Il caso della Cina è molto preoccupante. Nel 2017, il governo asiatico ha già iniziato ad attuare misure per ridurre la fusione a 45 milioni di tonnellate all’anno per raggiungere i suoi obiettivi climatici di riduzione delle emissioni di carbonio. Si dice che il tetto della Cina sarà raggiunto nel 2024, quando andrà in deficit.
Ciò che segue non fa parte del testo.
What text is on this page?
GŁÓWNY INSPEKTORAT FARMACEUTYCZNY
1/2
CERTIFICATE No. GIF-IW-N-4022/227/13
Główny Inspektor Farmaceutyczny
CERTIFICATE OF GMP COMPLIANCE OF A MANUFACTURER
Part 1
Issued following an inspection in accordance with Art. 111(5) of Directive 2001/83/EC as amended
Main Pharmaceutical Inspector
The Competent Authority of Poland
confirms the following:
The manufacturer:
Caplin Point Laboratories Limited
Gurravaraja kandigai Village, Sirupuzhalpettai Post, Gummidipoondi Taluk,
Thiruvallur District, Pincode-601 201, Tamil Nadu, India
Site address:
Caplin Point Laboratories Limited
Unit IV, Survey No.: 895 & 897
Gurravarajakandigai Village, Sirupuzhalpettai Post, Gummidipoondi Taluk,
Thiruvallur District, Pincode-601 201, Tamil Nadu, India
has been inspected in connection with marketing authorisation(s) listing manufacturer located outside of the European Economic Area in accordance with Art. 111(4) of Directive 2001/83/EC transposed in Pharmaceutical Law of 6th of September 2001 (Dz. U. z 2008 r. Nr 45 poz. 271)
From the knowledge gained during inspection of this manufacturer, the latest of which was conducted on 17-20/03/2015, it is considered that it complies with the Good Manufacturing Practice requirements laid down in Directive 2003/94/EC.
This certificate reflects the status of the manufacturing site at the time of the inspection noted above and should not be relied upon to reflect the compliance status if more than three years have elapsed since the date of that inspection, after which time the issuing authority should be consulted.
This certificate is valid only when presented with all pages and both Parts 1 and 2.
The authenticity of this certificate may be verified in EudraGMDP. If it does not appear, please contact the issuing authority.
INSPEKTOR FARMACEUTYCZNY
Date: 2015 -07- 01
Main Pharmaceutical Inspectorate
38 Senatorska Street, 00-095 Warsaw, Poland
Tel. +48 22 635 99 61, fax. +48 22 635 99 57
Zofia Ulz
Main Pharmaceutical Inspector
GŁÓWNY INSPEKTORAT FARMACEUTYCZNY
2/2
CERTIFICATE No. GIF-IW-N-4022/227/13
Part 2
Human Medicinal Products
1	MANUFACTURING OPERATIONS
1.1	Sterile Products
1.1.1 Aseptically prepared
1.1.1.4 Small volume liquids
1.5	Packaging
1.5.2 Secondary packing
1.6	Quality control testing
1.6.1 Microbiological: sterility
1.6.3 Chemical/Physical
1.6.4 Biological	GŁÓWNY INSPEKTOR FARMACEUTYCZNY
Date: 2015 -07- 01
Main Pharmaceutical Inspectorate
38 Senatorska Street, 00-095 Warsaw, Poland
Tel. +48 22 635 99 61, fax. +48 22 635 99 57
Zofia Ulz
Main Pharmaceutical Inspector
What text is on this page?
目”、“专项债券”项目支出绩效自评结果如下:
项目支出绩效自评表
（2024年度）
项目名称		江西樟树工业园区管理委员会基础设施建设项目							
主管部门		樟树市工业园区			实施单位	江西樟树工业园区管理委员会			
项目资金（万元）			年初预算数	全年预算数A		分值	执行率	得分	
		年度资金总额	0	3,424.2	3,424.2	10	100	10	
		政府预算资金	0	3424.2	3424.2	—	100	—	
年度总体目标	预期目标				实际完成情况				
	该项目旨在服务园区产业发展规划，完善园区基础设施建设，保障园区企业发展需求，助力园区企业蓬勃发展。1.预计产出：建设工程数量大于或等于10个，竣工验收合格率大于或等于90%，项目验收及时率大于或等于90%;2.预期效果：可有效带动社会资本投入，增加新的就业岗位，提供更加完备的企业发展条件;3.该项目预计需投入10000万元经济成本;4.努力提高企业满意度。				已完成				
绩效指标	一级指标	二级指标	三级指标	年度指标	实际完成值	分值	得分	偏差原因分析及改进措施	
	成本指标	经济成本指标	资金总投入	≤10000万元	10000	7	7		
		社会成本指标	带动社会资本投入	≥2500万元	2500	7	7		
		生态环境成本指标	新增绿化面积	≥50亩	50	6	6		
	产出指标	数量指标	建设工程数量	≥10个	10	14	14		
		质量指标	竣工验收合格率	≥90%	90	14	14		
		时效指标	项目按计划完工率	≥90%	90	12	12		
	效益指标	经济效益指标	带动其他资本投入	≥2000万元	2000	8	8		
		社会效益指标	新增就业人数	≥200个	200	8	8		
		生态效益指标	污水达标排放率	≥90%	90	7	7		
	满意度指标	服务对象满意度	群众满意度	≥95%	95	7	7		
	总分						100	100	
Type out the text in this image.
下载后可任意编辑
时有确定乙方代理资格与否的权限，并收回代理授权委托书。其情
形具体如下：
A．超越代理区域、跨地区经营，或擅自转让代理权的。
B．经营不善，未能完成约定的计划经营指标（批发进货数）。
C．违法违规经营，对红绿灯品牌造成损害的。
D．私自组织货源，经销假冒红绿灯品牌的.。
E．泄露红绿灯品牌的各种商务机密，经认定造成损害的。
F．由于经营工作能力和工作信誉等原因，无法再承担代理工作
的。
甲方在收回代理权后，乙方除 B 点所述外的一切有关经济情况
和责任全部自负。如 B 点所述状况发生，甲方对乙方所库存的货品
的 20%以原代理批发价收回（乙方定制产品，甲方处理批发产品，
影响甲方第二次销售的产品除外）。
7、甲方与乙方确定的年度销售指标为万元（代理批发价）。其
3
Trafigura Group, una multinazionale con sede a Ginevra e Singapore che commercia in prodotti petroliferi, metalli e minerali, tra gli altri, stima che l’alluminio deve raggiungere i 3.500 dollari nel prossimo anno per evitare deficit, dato il ritardo nella costruzione di nuove fonderie. Le strozzature logistiche, i costi di trasporto più alti, così come le tasse e le tariffe che “stanno distruggendo il mercato a pronti” devono essere considerati, dice.

Nel frattempo, secondo Reuters, gli analisti di Citi “si aspettano che la domanda di alluminio aumenti del 6,4 per cento quest’anno a quasi 68 milioni di tonnellate e del 4,6 per cento nel 2022 a quasi 71 milioni di tonnellate. La loro previsione è di un’eccedenza di 720.000 tonnellate quest’anno e un deficit di 590.000 tonnellate nel 2022”.

Per completare il quadro, United Co. Rusal International, il più grande produttore di alluminio al di fuori della Cina, potrebbe limitare le spedizioni a causa di una nuova tassa sulle esportazioni russe.

Chiaramente, un cambiamento sismico sta arrivando.